Das Textbuch ist indes nicht nur für die Schauspieler, sondern auch für die Souffleusen das tägliche Arbeitsmittel. Am Ende der vielen Proben, sagt Sylke Apel, könne sie den Wortlaut ebenso auswendig. Während der Proben, vielmehr aber später während der Vorstellungen hat Sylke Apel nicht nur den Text im Blick, sondern vor allem die Schauspieler. Das verlange volle Konzentration - und auch ein großes Maß an Einfühlungsvermögen.

Denn auch Schauspieler haben manchmal persönliche Dinge im Kopf oder Sorgen, die vom Bühnentext ablenken. Oft bringe sie zu den anstrengenden Proben auch mal Kuchen oder Chili con Carne mit. „Auf der Bühne reagiert jeder anders, wenn er textlich ins Stocken geraten ist“, so Sylke Apel über den Ernstfall, die es den Schauspielern „an den Augen“ ansieht, wenn sie nicht mehr weiter wissen. Ein verabredetes Zeichen - ein Blick, ein verstecktes Nicken oder ein Fingerschnipsen - genügt, und die Souffleuse rettet den Akteur auf der Bühne.

Für Dienstbeginn stets der gleiche Ablauf

Meist würde ein kurzes, geflüstertes Stichwort reichen, vom Publikum kaum bemerkt. Allerdings gab es für Sylke Apel auch schon mal eine Szene mit Per-Uwe Teska, bei der der Schauspieler einfach ins Publikum (und damit die Souffleuse) fragte: „Fragen wir doch mal, was Curt Goetz dazu sagt ...“ - Heiterkeit im Saal inklusive. Der große, viel zu früh verstorbene Karl-Fred Müller dagegen habe in einem Stück die textliche Unterstützung mit den Worten „Ablesen kann ich auch“ kommentiert - scherzhaft natürlich.
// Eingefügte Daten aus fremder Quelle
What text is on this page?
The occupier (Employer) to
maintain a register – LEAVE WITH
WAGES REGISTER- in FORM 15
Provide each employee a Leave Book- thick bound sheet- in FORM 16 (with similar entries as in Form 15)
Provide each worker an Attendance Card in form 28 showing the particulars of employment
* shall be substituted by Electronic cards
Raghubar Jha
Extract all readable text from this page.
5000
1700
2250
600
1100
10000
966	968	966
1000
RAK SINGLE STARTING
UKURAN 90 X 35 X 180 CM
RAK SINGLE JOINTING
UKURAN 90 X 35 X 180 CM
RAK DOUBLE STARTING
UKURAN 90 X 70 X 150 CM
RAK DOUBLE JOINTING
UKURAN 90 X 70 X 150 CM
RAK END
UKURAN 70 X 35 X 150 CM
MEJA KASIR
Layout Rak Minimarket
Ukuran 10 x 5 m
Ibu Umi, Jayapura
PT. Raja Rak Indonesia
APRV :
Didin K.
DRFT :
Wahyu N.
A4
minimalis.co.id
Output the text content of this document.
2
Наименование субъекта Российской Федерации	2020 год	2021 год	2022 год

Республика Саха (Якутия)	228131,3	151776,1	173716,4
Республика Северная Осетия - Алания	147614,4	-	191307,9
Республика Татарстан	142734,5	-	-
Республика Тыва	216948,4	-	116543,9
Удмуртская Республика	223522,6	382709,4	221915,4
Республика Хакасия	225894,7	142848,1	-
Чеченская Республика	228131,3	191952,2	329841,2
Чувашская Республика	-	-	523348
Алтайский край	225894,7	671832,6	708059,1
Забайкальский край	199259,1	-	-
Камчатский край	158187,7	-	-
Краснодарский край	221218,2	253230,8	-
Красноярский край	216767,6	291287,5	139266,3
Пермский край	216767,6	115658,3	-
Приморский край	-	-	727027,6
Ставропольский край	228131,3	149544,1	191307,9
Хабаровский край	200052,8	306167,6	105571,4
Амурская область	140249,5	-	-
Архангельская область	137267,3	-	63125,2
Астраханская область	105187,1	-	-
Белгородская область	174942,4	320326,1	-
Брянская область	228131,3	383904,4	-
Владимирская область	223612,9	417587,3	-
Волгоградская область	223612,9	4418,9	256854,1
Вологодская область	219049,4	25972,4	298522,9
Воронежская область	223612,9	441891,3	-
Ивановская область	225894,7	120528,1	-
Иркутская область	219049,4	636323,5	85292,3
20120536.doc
Und noch eine Anekdote kann Sylke Apel erzählen. Nämlich die, bei der sich ein Ehepaar im Publikum wunderte, dass auf der Bühne ständig Goethe zitiert wurde. „Sie glaubten, sie sitzen in ’Szenen einer Ehe’, stattdessen lief ’Die Leiden des jungen W.’“, so Sylke Apel. Für ihren Dienstbeginn bei den Vorstellungen zelebriert Sylke Apel übrigens stets den gleichen Ablauf: Bevor sie sich, das Textbuch unterm Arm, als Letzte im Saal setzt, gibt es eine kurze Verbeugung vor dem erwartungsfrohen Publikum. (mz)

In der Kammer des NT ist Platz Nummer 6 den Souffleusen vorbehalten.
In der Kammer des NT ist Platz Nummer 6 den Souffleusen vorbehalten.